Luck! We were able to ascend the rock and scramble down the back side with the help of another well-placed rope.
The Taylor Point trail seemed to never end. We relaxed our pace and took a long break. We were exhausted from the brisk hiking but had no more tides to worry about now. We were home free. Only about four miles to go.
The trail was largely uneventful but beautiful through cool and earthy smelling old growth coastal forest. It held some daunting ladders to descend, but the prospect of a warm shower nudged us along.
At the end of the trail, we hit the south end of Third Beach. It would be a sandy hike to the next trailhead. I turned on my phone. Success. A signal. I called Tawny and found she was still en route with a 2:30 pm ETA. It was about one-o-clock. We’d made it and would have plenty of time to rest and hike the last 2 miles.

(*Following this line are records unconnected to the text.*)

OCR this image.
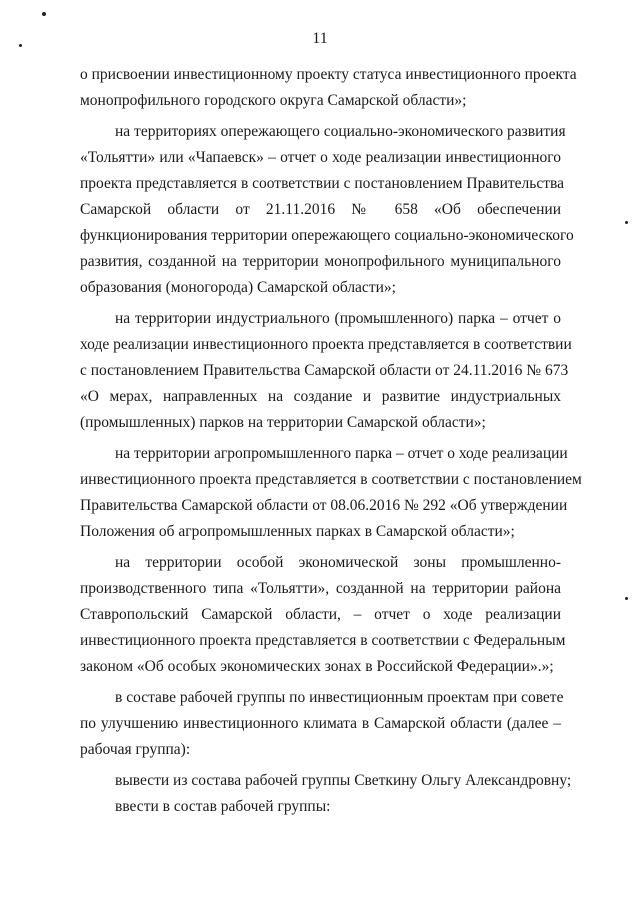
11
о присвоении инвестиционному проекту статуса инвестиционного проекта
монопрофильного городского округа Самарской области»;
на территориях опережающего социально-экономического развития
«Тольятти» или «Чапаевск» – отчет о ходе реализации инвестиционного
проекта представляется в соответствии с постановлением Правительства
Самарской области от 21.11.2016 № 658 «Об обеспечении
функционирования территории опережающего социально-экономического
развития, созданной на территории монопрофильного муниципального
образования (моногорода) Самарской области»;
на территории индустриального (промышленного) парка – отчет о
ходе реализации инвестиционного проекта представляется в соответствии
с постановлением Правительства Самарской области от 24.11.2016 № 673
«О мерах, направленных на создание и развитие индустриальных
(промышленных) парков на территории Самарской области»;
на территории агропромышленного парка – отчет о ходе реализации
инвестиционного проекта представляется в соответствии с постановлением
Правительства Самарской области от 08.06.2016 № 292 «Об утверждении
Положения об агропромышленных парках в Самарской области»;
на территории особой экономической зоны промышленно-
производственного типа «Тольятти», созданной на территории района
Ставропольский Самарской области, – отчет о ходе реализации
инвестиционного проекта представляется в соответствии с Федеральным
законом «Об особых экономических зонах в Российской Федерации».»;
в составе рабочей группы по инвестиционным проектам при совете
по улучшению инвестиционного климата в Самарской области (далее –
рабочая группа):
вывести из состава рабочей группы Светкину Ольгу Александровну;
ввести в состав рабочей группы:
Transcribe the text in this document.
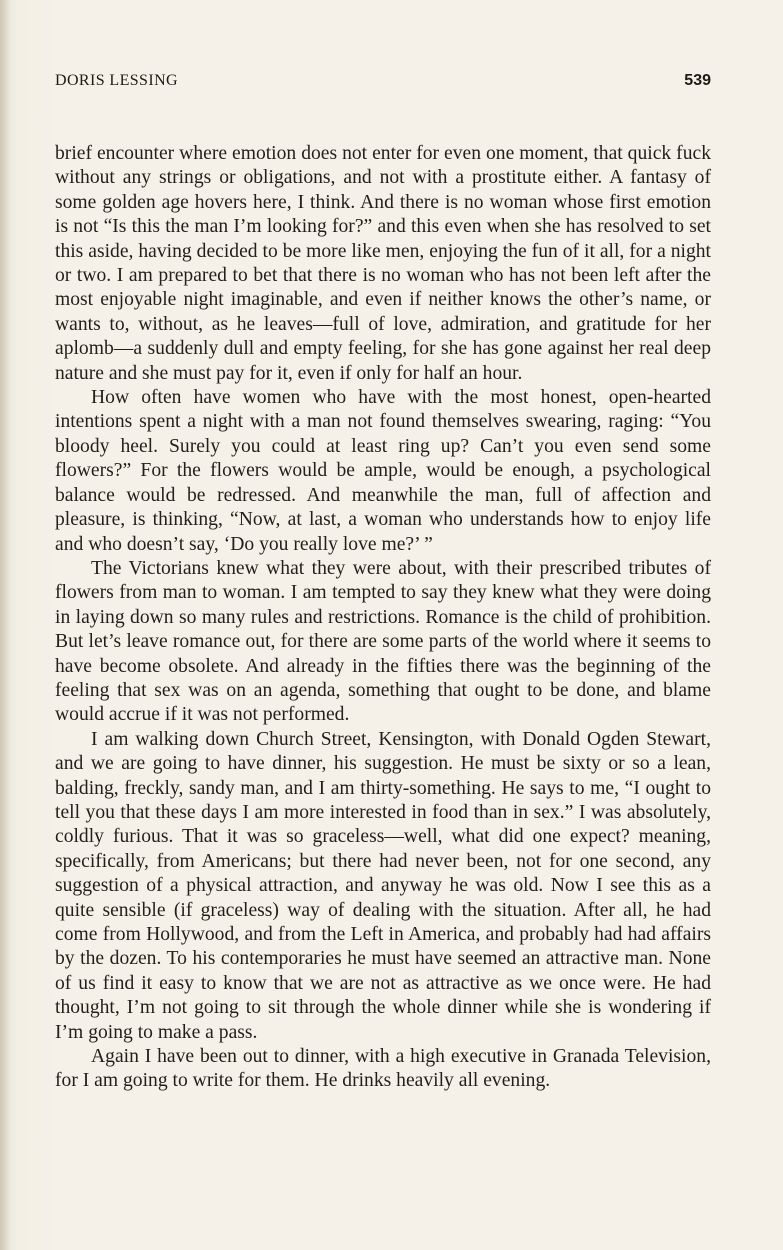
DORIS LESSING	539

brief encounter where emotion does not enter for even one moment, that quick fuck without any strings or obligations, and not with a prostitute either. A fantasy of some golden age hovers here, I think. And there is no woman whose first emotion is not “Is this the man I’m looking for?” and this even when she has resolved to set this aside, having decided to be more like men, enjoying the fun of it all, for a night or two. I am prepared to bet that there is no woman who has not been left after the most enjoyable night imaginable, and even if neither knows the other’s name, or wants to, without, as he leaves—full of love, admiration, and gratitude for her aplomb—a suddenly dull and empty feeling, for she has gone against her real deep nature and she must pay for it, even if only for half an hour.

How often have women who have with the most honest, open-hearted intentions spent a night with a man not found themselves swearing, raging: “You bloody heel. Surely you could at least ring up? Can’t you even send some flowers?” For the flowers would be ample, would be enough, a psychological balance would be redressed. And meanwhile the man, full of affection and pleasure, is thinking, “Now, at last, a woman who understands how to enjoy life and who doesn’t say, ‘Do you really love me?’ ”

The Victorians knew what they were about, with their prescribed tributes of flowers from man to woman. I am tempted to say they knew what they were doing in laying down so many rules and restrictions. Romance is the child of prohibition. But let’s leave romance out, for there are some parts of the world where it seems to have become obsolete. And already in the fifties there was the beginning of the feeling that sex was on an agenda, something that ought to be done, and blame would accrue if it was not performed.

I am walking down Church Street, Kensington, with Donald Ogden Stewart, and we are going to have dinner, his suggestion. He must be sixty or so a lean, balding, freckly, sandy man, and I am thirty-something. He says to me, “I ought to tell you that these days I am more interested in food than in sex.” I was absolutely, coldly furious. That it was so graceless—well, what did one expect? meaning, specifically, from Americans; but there had never been, not for one second, any suggestion of a physical attraction, and anyway he was old. Now I see this as a quite sensible (if graceless) way of dealing with the situation. After all, he had come from Hollywood, and from the Left in America, and probably had had affairs by the dozen. To his contemporaries he must have seemed an attractive man. None of us find it easy to know that we are not as attractive as we once were. He had thought, I’m not going to sit through the whole dinner while she is wondering if I’m going to make a pass.

Again I have been out to dinner, with a high executive in Granada Television, for I am going to write for them. He drinks heavily all evening.
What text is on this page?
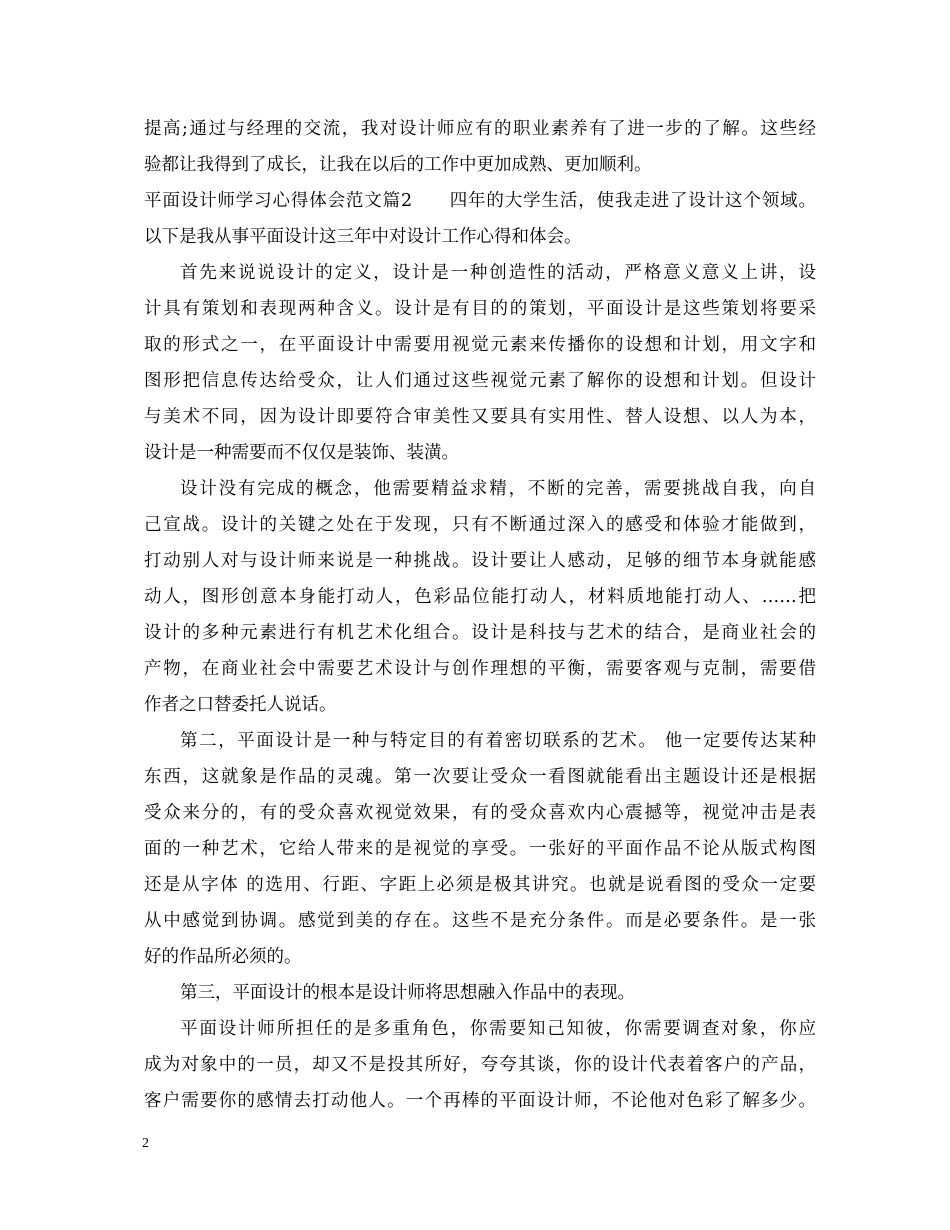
提高;通过与经理的交流，我对设计师应有的职业素养有了进一步的了解。这些经
验都让我得到了成长，让我在以后的工作中更加成熟、更加顺利。
平面设计师学习心得体会范文篇2　　四年的大学生活，使我走进了设计这个领域。
以下是我从事平面设计这三年中对设计工作心得和体会。
首先来说说设计的定义，设计是一种创造性的活动，严格意义意义上讲，设
计具有策划和表现两种含义。设计是有目的的策划，平面设计是这些策划将要采
取的形式之一，在平面设计中需要用视觉元素来传播你的设想和计划，用文字和
图形把信息传达给受众，让人们通过这些视觉元素了解你的设想和计划。但设计
与美术不同，因为设计即要符合审美性又要具有实用性、替人设想、以人为本，
设计是一种需要而不仅仅是装饰、装潢。
设计没有完成的概念，他需要精益求精，不断的完善，需要挑战自我，向自
己宣战。设计的关键之处在于发现，只有不断通过深入的感受和体验才能做到，
打动别人对与设计师来说是一种挑战。设计要让人感动，足够的细节本身就能感
动人，图形创意本身能打动人，色彩品位能打动人，材料质地能打动人、……把
设计的多种元素进行有机艺术化组合。设计是科技与艺术的结合，是商业社会的
产物，在商业社会中需要艺术设计与创作理想的平衡，需要客观与克制，需要借
作者之口替委托人说话。
第二，平面设计是一种与特定目的有着密切联系的艺术。 他一定要传达某种
东西，这就象是作品的灵魂。第一次要让受众一看图就能看出主题设计还是根据
受众来分的，有的受众喜欢视觉效果，有的受众喜欢内心震撼等，视觉冲击是表
面的一种艺术，它给人带来的是视觉的享受。一张好的平面作品不论从版式构图
还是从字体 的选用、行距、字距上必须是极其讲究。也就是说看图的受众一定要
从中感觉到协调。感觉到美的存在。这些不是充分条件。而是必要条件。是一张
好的作品所必须的。
第三，平面设计的根本是设计师将思想融入作品中的表现。
平面设计师所担任的是多重角色，你需要知己知彼，你需要调查对象，你应
成为对象中的一员，却又不是投其所好，夸夸其谈，你的设计代表着客户的产品，
客户需要你的感情去打动他人。一个再棒的平面设计师，不论他对色彩了解多少。
2
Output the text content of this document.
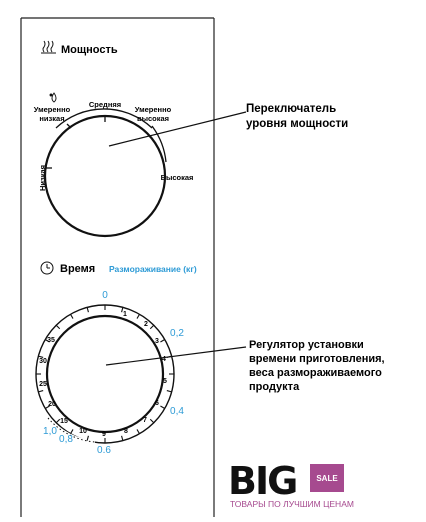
Мощность
Умеренно
низкая
Средняя
Умеренно
высокая
Высокая
Низкая
Переключатель
уровня мощности
Время Разморaживание (кг)
1
2
3
4
5
6
7
8
9
10
15
20
25
30
35
0
0,2
0,4
0.6
0,8
1,0
Регулятор установки
времени приготовления,
веса размораживаемого
продукта
BIG	SALE
ТОВАРЫ ПО ЛУЧШИМ ЦЕНАМ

We rested at the Third Beach trailhead for thirty minutes or so. Ate some snacks and drank our water to lighten our packs. The marine layer started to lift and the sun came out to warm the beach. Day hikers were arriving for picnics on the beach. We donned our backpacks one last time before finishing the last 1.2 miles hiking through the woods to the parking lot off La Push Road.
Tawny and her friend Diane picked us up right at 2:30 and we drove to a nearby National Park Ranger station to drop off the bear box we borrowed before heading back to Seattle. We drove 101 North past Lake Crescent and on to Port Angeles to treat ourselves to a Blizzard and fries at Dairy Queen. We had earned the calories.
We drove on past Hood Canal and into Poulsbo where we stopped at Sound Brewery for pizza before catching the Bainbridge Island ferry at sunset back to Seattle.